Distressed market volatility weighs on LA pension's PE returns

Energy-related losses also hampered investment performance in recent months. 


The Los Angeles Water and Power Employees' Retirement Plan private equity portfolio, which includes private credit, has posted below-benchmark returns for all time periods measured at the end of the third quarter, according to March meeting documents .

The southern California pension fund's private equity investments performed under target for the one-, three-, five- and 10-year returns, which were hampered over the last year by volatility in the distressed debt market and losses in energy-related investments. LAWPERP's uses the Russell 3000 Index plus 3 percent as its indicator for its private equity returns.

LAWPERP's one- and three-year returns were 5.3 percent and 9.4 percent, respectively, while the pension fund's modified index returned 18.1 percent over the last 12 months and the three-year performance was 12.4 percent.

The five- and 10-year performance results were returns of 9.7 percent and 8.8 percent against the benchmark posted figures showing 16.7 percent and 12 percent, respectively. The returns since the portfolio's inception were also 8.8 percent for the LAWPERP's portfolio and 12 percent for the altered indicator.

LAWPERP could not be reached for comment. Each of the specific returns listed in the documents were as of 30 September.

Volatility in the distressed debt market contributed to the fund's depressed returns, the documents showed. Ares Special Situations IV showed a 28.1 percent loss, though it launched in 2015, meaning it is a little too early to tell whether those performance figures will be indicative of long-term performance. LAWPERP invested $50 million in the $1.5 billion vehicle in February 2015.

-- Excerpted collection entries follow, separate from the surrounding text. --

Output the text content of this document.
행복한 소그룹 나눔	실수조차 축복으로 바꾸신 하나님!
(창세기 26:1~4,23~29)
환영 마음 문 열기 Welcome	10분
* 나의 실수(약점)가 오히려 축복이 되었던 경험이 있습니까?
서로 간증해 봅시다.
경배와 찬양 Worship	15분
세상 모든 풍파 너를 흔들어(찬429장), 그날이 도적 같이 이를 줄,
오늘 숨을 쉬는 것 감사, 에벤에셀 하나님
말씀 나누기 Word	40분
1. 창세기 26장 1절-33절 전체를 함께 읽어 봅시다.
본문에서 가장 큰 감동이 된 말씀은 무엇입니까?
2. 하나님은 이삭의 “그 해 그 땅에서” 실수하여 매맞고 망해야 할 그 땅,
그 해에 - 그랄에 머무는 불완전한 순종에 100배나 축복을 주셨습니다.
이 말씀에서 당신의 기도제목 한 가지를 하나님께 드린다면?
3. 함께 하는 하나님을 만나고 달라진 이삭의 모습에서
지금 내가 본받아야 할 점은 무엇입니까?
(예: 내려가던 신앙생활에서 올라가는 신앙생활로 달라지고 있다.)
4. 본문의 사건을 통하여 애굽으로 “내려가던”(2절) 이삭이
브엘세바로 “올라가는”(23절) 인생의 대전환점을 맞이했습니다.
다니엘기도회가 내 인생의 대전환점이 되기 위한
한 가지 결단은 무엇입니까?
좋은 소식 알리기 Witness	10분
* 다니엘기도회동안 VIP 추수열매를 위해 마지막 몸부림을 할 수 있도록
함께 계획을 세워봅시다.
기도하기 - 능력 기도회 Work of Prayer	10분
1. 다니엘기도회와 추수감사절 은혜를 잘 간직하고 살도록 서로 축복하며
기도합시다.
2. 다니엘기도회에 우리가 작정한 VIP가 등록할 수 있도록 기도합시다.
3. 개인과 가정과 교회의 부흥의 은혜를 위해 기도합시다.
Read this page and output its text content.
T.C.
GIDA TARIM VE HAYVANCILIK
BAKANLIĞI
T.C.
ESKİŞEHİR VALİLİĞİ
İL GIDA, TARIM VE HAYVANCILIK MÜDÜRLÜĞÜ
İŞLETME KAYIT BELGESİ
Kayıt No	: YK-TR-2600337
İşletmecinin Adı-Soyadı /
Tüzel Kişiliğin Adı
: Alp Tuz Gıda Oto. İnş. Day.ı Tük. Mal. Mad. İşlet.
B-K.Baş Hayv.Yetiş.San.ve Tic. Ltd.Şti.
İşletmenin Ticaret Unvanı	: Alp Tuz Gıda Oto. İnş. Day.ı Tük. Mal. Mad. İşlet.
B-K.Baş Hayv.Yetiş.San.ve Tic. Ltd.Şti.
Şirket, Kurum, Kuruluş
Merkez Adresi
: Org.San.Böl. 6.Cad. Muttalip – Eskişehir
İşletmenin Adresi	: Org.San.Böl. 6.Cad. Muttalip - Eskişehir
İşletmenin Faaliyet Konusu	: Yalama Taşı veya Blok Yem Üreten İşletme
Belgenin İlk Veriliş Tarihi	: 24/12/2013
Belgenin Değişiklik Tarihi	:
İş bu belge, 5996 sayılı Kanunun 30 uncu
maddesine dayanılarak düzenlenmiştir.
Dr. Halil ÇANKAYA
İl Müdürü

Its two energy funds, both managed by EnCap Investments, have each posted negative returns. 

The firm, a venture capital provider to independent oil and gas industries, posted a 6.3 percent loss since inception for its EnCap Energy Capital Fund VIII and 9.8 percent loss for Fund X. 

A source familiar with the matter said EnCap's Fund VIII is near cost on a net basis, and that Fund X experienced a valuation increase that put it in positive territory at the end of the year.

LAWPERP contributed $12.5 million to the $3.95 billion Fund VIII in February 2011, while it committed $37 million to the $6.5 billion Fund X in March 2015. Because Fund X's vintage year is more recent, it may also be too early to draw conclusions on the fund's long-term performance.

Crestview Partners' third fund, launched in 2014, also has exposure to the energy industry though the vehicle's investments are not focused solely on that sector. CP Energy and W Energy Partners are among Crestview Partners III's largest investments. The fund has posted a 7.2 percent loss since inception. LAWPERP made a $50 million commitment in January 2015 to the $3.11 billion fund.

Representatives for Ares, EnCap and Crestview could not be reached for comment.

LAWPERP allocated capital to additional Ares and EnCap funds that have posted positive returns. The Ares Corporate Opportunities Fund IV has posted a 12.7 percent net IRR since its 2012 vintage year, while EnCap's Fund IX returned a 13.9 percent net IRR since its 2013 vintage year.

Longer-term trends that have hampered private equity returns include the robust comeback in public equity markets, with which the private market has had trouble keeping pace.

Outlooks for 2017 suggest the possibility for a tenuous improvement in the distressed market. According to a 2017 North American distressed debt market outlook from trade publication Debtwire , corporate defaults are expected to rise, but those professionals surveyed indicated they will be exercise “caution” this year.

That is a marked change from the beginning of 2016 when the markets started out the year with continued turbulence, something that buoyed distressed investors' expectations for the year. Of course, that didn't come to fruition, even with the aid of Brexit.

Among those polled, which included hedge funds, private equity firms, institutional investors and sell-side trading desks, 51 percent said they plan to set aside more capital earmarked for the oil and gas industry. It was also their top industry choice for distressed.

LAWPERP manages $10.05 billion in assets as of 30 June.